Nitekim Yusuf temsilinde olan Hz. Muhammed de vahyin ve İslam rüyasının başlangıcında bu durumu yaşadı. İslam’ın siyasi projesini anlatmadı. Yoksa o projeyi hemen başta, Araplara uygulamaya kalksaydı, büyük başarısızlıklarla karşılaşabilirdi.

Sana tuzak kurarlar” cümlesi (seni tuzak kurmaya alıştırırlar!) manasına da gelir.46 Evet, İslam, iktidarı elde edince, yani Yusuf Mısıra hâkim olunca, Müslümanlar bazı meşru tuzaklar kurdular.

Bu tuzak kelimesi, Yusufun kardeşleri, Azizin hanımı; diğer şehir kadınları ve Yusuf için kullanılmıştır. Tuzak kurmak, realite olarak “Dualiteli varlığın bir tarafının, eksikliğini kapatmak için diğer tarafı avlaması” manasına gelir. Ve bütün canlı benler, açlığını ve eksiklerini bu tuzak sistemiyle kapatırlar.

Bu kelime, Allah’ın kullarına, babanın evladına yaptığı girişim için de kullanılır. Haliyle Allah hiçbir şeye muhtaç olmadığından, O’nun ve gerçek bir babanın evladına kurduğu tuzak, kendilerinde olmayan açıklarını kapatmak için değil de, şefkat besledikleri karşı tarafın açığını kapatmak içindir. Hz.Yusufun kardeşlerine kurduğu tuzak da böyle bir şefkatin sonucudur, onları kurtarmak istemesidir. Hz. Mevlana bu manayı şöyle ifade ediyor: “Bir padişah, sevimli bir kuşu Tayr-ı Hümayun yapmak için avlasa ve bunun için tuzak kursa, buna gerçek manası ile hile denilmez.” Zaten hile güç kullanmak demektir. Eğer insan kullandığı o gücü şefkat ettiği ya da sevdiği tarafa verirse, ona hile denilmez. Ancak buna gizli bir lütuf denilir.



6- “Ve eğer rüyanı hemen anlatmazsan, bu rüyanın gösterdiği gibi; seni zıtlarla terbiye eden Rabbin, seni seçecek: (Yani) sana olayların ve rüyaların (metafizik kavramların) gerçek manasını öğretecektir. (Bu manevî boyut yanında) sana (dine) ve Yakubun seçkin ehline (insanlığa) nimetini tamamlayacaktır. (Yani) size maddi boyutta da seçkinlik verecektir. Daha önce senin ataların olan İbrahime (Arap-Orta Doğuya) ve İshaka (Yahudi-Orta Doğuya) bu maddi iktidarı nimet olarak verdiği gibi… Hiç şüphesiz, senin Rabbin Alim ve Hakimdir. (Yani ilim ve metafizik bilgileri size ihsan ettiği gibi, hikmeti ile de hüküm ve devletleşmeyi size nasip edecektir.)”

6. Ayetin kelimeleri

We” Yani maddi somut âlem, yani hikmet ve hüküm, gaybî soyut mukadderata ve zaman üstü soyut ilme göre gerçekleşiyor.

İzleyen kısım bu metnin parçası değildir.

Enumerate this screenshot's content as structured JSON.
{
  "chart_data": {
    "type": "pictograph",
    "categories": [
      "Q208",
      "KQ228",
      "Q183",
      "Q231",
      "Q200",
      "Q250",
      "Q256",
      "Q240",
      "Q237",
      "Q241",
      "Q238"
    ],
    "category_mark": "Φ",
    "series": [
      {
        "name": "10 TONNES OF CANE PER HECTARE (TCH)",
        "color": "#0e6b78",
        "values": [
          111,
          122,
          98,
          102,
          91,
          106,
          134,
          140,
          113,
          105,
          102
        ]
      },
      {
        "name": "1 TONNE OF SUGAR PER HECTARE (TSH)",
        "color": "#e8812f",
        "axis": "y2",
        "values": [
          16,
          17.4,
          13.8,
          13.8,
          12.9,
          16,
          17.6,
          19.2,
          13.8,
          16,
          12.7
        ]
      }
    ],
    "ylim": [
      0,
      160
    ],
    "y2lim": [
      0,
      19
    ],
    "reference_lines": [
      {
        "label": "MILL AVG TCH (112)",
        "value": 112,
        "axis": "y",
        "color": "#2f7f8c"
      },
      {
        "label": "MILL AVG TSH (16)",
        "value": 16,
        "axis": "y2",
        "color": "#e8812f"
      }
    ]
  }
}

Kezalike..”İşte manasındadır; rüyanın, vahyin ve o metafizik mukadderatın belirginliğine işarettir.

Seni seçecek” gelişme ve seleksiyon manalarını hatırlatıyor. Kalite manasına dayanıyor. Kalitenin ölçüsü de, fizik ve metafiziği, madde ve manayı, ilim ve hikmeti, din ve insanlığı beraber götürebilmektir. Yani Yusuf bu birliği sağlayabilirse, seçilmiş olacaktır.

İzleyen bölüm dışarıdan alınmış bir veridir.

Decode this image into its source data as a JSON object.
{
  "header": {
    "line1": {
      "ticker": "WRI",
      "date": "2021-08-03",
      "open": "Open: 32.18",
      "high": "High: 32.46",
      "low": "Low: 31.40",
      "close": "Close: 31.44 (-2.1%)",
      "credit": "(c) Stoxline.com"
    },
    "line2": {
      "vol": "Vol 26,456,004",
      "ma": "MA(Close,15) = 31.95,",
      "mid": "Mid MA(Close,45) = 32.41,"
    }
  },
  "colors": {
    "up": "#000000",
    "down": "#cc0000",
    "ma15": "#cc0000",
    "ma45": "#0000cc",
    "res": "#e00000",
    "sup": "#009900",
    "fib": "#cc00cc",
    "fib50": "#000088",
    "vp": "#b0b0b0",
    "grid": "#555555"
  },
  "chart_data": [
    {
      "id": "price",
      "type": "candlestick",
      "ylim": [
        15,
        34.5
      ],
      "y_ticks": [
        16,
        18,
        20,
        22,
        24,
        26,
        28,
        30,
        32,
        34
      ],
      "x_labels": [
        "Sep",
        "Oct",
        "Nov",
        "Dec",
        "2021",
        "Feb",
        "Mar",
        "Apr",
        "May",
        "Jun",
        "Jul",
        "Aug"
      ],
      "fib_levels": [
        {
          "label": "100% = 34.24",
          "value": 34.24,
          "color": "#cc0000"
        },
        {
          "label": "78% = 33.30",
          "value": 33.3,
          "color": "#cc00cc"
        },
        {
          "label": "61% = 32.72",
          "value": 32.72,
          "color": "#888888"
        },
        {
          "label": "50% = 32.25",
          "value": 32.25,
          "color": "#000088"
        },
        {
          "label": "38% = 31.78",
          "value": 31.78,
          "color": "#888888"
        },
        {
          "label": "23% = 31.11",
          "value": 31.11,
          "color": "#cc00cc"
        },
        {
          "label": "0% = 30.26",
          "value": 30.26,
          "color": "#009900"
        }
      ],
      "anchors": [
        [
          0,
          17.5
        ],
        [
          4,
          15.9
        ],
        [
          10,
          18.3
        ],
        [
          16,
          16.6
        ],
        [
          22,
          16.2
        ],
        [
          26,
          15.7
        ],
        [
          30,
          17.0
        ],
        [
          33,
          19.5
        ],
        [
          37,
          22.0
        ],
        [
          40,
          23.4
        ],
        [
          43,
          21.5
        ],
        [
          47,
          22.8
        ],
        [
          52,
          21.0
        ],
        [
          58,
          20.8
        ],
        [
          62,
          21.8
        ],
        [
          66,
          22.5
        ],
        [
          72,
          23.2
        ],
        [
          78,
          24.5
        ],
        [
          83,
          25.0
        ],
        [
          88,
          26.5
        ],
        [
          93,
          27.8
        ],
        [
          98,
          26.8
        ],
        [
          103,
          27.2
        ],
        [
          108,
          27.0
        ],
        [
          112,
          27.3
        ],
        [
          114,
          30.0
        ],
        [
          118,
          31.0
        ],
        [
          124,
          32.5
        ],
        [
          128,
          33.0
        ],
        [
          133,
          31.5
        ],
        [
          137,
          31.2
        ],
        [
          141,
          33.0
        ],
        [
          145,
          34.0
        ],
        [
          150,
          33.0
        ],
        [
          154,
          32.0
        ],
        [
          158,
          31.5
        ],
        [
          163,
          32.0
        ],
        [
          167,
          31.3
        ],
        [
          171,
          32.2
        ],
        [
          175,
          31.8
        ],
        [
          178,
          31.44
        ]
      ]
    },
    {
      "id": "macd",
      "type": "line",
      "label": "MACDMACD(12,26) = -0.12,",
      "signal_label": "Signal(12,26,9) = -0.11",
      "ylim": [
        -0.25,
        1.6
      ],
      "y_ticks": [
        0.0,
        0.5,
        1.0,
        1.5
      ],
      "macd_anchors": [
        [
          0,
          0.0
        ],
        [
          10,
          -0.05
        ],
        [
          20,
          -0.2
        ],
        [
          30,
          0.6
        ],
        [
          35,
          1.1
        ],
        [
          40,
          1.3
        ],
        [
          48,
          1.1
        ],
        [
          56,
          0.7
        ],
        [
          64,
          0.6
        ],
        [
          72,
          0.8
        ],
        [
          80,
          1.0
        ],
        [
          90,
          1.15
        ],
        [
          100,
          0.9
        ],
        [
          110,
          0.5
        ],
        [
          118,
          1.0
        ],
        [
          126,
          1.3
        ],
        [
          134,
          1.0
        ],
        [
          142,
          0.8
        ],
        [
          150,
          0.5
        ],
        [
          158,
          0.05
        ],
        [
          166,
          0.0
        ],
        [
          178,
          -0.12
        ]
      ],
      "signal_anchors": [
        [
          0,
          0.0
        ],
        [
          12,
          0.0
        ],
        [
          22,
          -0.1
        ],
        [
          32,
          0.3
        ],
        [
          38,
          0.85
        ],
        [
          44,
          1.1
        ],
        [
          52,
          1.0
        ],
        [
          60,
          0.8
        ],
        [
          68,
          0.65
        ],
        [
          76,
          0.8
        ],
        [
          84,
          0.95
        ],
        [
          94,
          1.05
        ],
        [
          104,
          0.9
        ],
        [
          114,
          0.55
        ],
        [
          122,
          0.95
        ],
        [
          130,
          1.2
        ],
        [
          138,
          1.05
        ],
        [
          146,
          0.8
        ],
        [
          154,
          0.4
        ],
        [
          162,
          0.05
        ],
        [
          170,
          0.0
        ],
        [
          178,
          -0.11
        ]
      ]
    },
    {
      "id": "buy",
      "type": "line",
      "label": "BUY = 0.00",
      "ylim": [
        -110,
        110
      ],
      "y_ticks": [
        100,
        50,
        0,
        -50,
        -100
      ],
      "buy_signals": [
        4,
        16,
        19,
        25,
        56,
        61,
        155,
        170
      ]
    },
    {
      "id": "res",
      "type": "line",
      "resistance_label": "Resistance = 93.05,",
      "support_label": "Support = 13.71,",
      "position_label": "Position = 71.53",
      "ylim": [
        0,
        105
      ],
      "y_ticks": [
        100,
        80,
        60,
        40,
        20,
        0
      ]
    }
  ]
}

İçtiba ve talim” kalıpları, seçilmenin ve öğrenmenin tedrici olduğunu, birden olamayacağını gösteriyor. Bunun da bir ölçüsü şudur: “Ke” (sen) kelimesinin tekrarında gösterildiği gibi; insanın Allah’a, sonsuza, vahye, yedi kere yani birçok sefer muhatap olmasıdır.

Tevilül-ehadisten bir kısmını öğretecek.” Yani rüyalar, vahiy ve metafizik literatür, olaylar ve hadiseler adeta sonsuzdur; hepsinin yorumunu bilmek mümkün değildir. Fakat kişiyi ve kişinin âlemini ilgilendiren kısmı bilmek mümkündür. Bu bir kısım ifadesi, madde mana dengesi ve bunun bir sonucu olan siyasi iktidar için söz konusu değildir. Yani insan yönettiği devletinde tamamıyla iktidar sahibi olabilir ve olmalıdır. Onun için devlet demek olan nimeti tamamlama tabirinde bir kısım kelimesi kullanılmamıştır.

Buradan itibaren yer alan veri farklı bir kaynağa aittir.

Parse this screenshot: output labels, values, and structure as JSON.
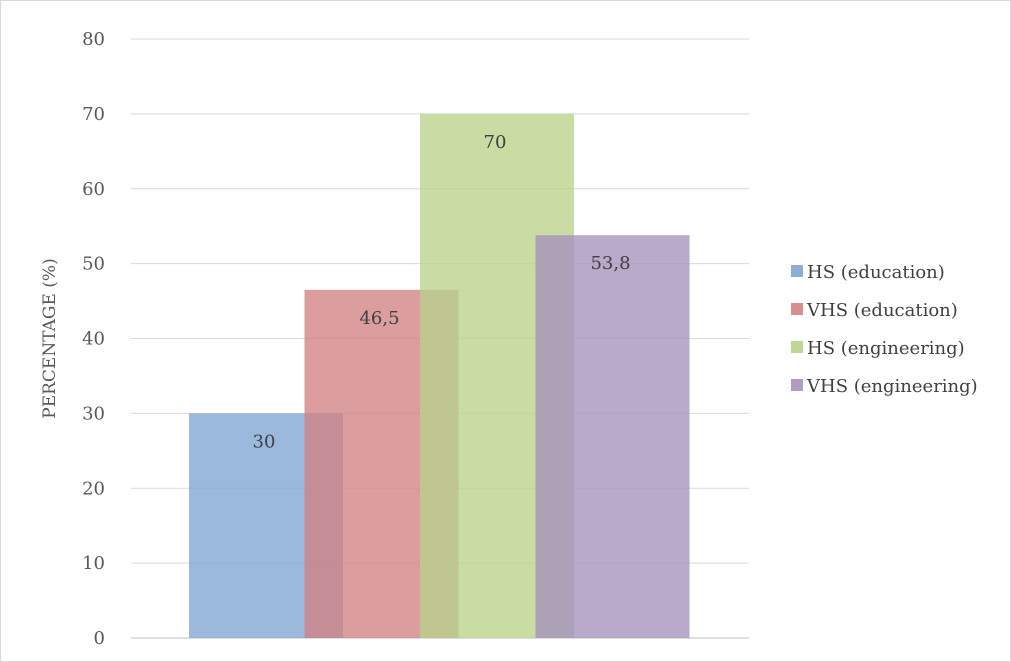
{
  "chart_data": {
    "type": "bar",
    "title": "",
    "xlabel": "",
    "ylabel": "PERCENTAGE (%)",
    "ylim": [
      0,
      80
    ],
    "yticks": [
      0,
      10,
      20,
      30,
      40,
      50,
      60,
      70,
      80
    ],
    "grid": true,
    "legend_position": "right",
    "categories": [
      ""
    ],
    "series": [
      {
        "name": "HS (education)",
        "values": [
          30
        ],
        "label": "30",
        "color": "#7ea5d2"
      },
      {
        "name": "VHS (education)",
        "values": [
          46.5
        ],
        "label": "46,5",
        "color": "#d18283"
      },
      {
        "name": "HS (engineering)",
        "values": [
          70
        ],
        "label": "70",
        "color": "#b8d28a"
      },
      {
        "name": "VHS (engineering)",
        "values": [
          53.8
        ],
        "label": "53,8",
        "color": "#a591bd"
      }
    ]
  }
}
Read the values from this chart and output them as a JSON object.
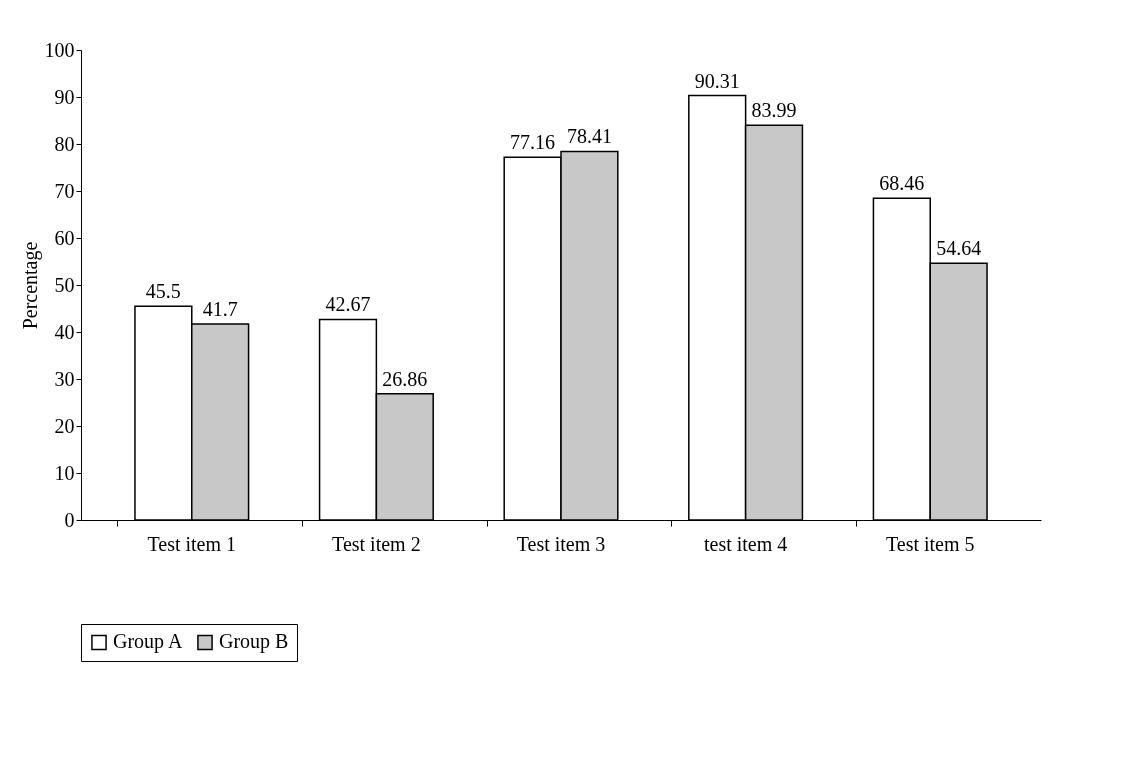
{
  "chart_data": {
    "type": "bar",
    "ylabel": "Percentage",
    "categories": [
      "Test item 1",
      "Test item 2",
      "Test item 3",
      "test item 4",
      "Test item 5"
    ],
    "series": [
      {
        "name": "Group A",
        "color": "#ffffff",
        "values": [
          45.5,
          42.67,
          77.16,
          90.31,
          68.46
        ]
      },
      {
        "name": "Group B",
        "color": "#c8c8c8",
        "values": [
          41.7,
          26.86,
          78.41,
          83.99,
          54.64
        ]
      }
    ],
    "ylim": [
      0,
      100
    ],
    "yticks": [
      0,
      10,
      20,
      30,
      40,
      50,
      60,
      70,
      80,
      90,
      100
    ],
    "grid": false,
    "legend": "bottom",
    "data_labels": true
  }
}
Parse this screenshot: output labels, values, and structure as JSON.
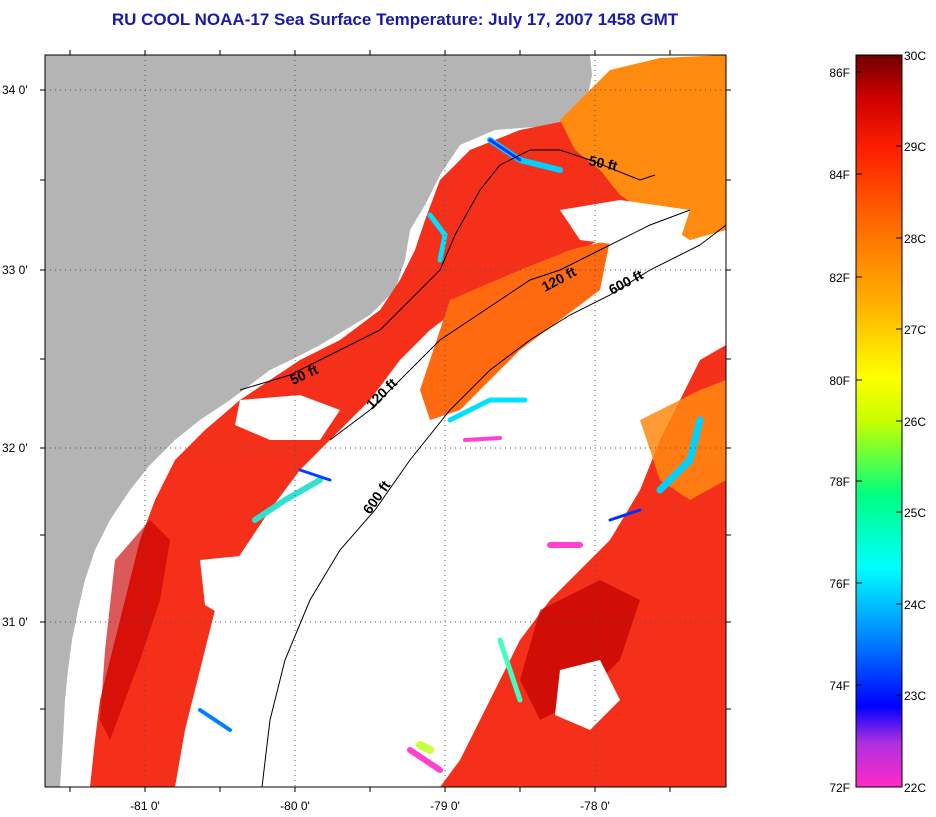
{
  "title": "RU COOL  NOAA-17  Sea Surface Temperature:  July 17, 2007 1458 GMT",
  "lat_labels": [
    "34 0'",
    "33 0'",
    "32 0'",
    "31 0'"
  ],
  "lon_labels": [
    "-81 0'",
    "-80 0'",
    "-79 0'",
    "-78 0'"
  ],
  "depth_labels": {
    "shallow_north": "50 ft",
    "shallow_south": "50 ft",
    "mid_north": "120 ft",
    "mid_south": "120 ft",
    "deep_north": "600 ft",
    "deep_south": "600 ft"
  },
  "colorbar": {
    "fahrenheit_labels": [
      "86F",
      "84F",
      "82F",
      "80F",
      "78F",
      "76F",
      "74F",
      "72F"
    ],
    "celsius_labels": [
      "30C",
      "29C",
      "28C",
      "27C",
      "26C",
      "25C",
      "24C",
      "23C",
      "22C"
    ],
    "colors": [
      "#ff2ac8",
      "#a020f0",
      "#0000ff",
      "#0090ff",
      "#00ffff",
      "#00ff80",
      "#c8ff00",
      "#ffff00",
      "#ffb000",
      "#ff7000",
      "#ff2000",
      "#e00000",
      "#800000"
    ]
  },
  "colors": {
    "land": "#b4b4b4",
    "no_data": "#ffffff",
    "title": "#1a1aa8"
  }
}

Sana ve Yakubun âline…” Yusuf da Yakubun âli olduğu halde onu ayrıca zikretmesi ve Yakub bütün surede görüldüğü gibi insanlığı temsil etmesi ve Yusufdan maksat din ve vahyin egemenliği olması gösteriyor ki; din devleti olabileceği gibi, insanî değerlere dayalı devlet de olabilir. Nitekim Yusuf sonunda “tahtını” (devleti) ebeveynine (insanî ve ekonomik değerlere) bırakıyor.

İbrahim” burada denge, tevhid ve Arap- Müslüman iktidarını temsil eder. Kelimenin kökü herkesin babası manasına gelir.

İshak” mutluluk, refah veya Yahudi-Arap gücünü hatırlatır. Kelimenin kökü, zenginlik veya mutluluk ve gülmek manasından gelir.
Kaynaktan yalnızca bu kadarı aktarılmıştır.